For social group interventions and wider community initiatives, there was similarly good evidence on positive effects on various aspects of wellbeing in later life. These findings are supported by the current review. Another key point frequently emphasised in the reviewed literature is the importance of ensuring the involvement of older adults themselves in the planning of initiatives to enhance mental health and wellbeing, especially since the personal needs, preferences, and abilities vary to a great extent at the individual level (World Health Organization 2013, Futureage 2011). This is an area where the evidence is less definitive that would be desired in this review. More research is needed on the effectiveness of different ways of planning interventions, such that the older adults themselves are given an opportunity to be involved in intervention planning, community services and national policies. The limited participation of 135 men in these studies is a concern and potential research gap (See also the Barriers and Facilitators Review).

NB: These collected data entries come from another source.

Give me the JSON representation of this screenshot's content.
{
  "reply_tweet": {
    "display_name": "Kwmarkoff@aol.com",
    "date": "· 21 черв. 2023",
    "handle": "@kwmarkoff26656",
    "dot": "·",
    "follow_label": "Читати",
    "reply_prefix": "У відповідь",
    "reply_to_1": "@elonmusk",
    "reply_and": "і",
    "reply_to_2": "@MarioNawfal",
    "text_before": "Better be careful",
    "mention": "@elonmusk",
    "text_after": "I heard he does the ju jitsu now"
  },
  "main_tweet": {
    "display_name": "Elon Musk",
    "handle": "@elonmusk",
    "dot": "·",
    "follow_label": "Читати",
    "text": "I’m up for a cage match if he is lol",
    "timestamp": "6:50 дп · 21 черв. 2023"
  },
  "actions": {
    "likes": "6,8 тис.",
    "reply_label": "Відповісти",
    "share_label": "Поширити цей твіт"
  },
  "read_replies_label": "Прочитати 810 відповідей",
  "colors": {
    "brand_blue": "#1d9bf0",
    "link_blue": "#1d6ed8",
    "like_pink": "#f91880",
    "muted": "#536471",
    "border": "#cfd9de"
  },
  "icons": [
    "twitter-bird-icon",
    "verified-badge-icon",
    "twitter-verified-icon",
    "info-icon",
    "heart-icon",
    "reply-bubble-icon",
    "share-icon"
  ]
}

Based on the evidence review findings, there are opportunities to make use of new technologies and the social media, although the strength of the evidence is moderate and to some extent inconsistent. Nonetheless many studies illustrate how training to use the internet and computers, as well as positive aspects experienced through attainment of internet usage skills and inclusion in the online world, can contribute to mental wellbeing and independence. A key issue here is, however, may be the digital exclusion of older adults from the virtual world, this being a form of social exclusion in itself, although this may reduce over time (Note: This is also discussed in Review 2 on Barriers and Facilitators. Since older adults typically adopt new innovations at a slower pace (Carey and Elton 2010) the number of ICT users in the older population is generally lower worldwide although it is increasing in older age groups over time (Ofcom 2009, Pew Research Centre 2013) and they have received less attention in ICT-related research. One gap is that much of current research is focused primarily on online health information and health service development (Rios 2013) rather than looking at broader psychosocial and independence aspects of digital inclusion and there may be both positive and negative impacts of increased use of these technologies (van der Wardt, Bandelow and Hogervorst 2012).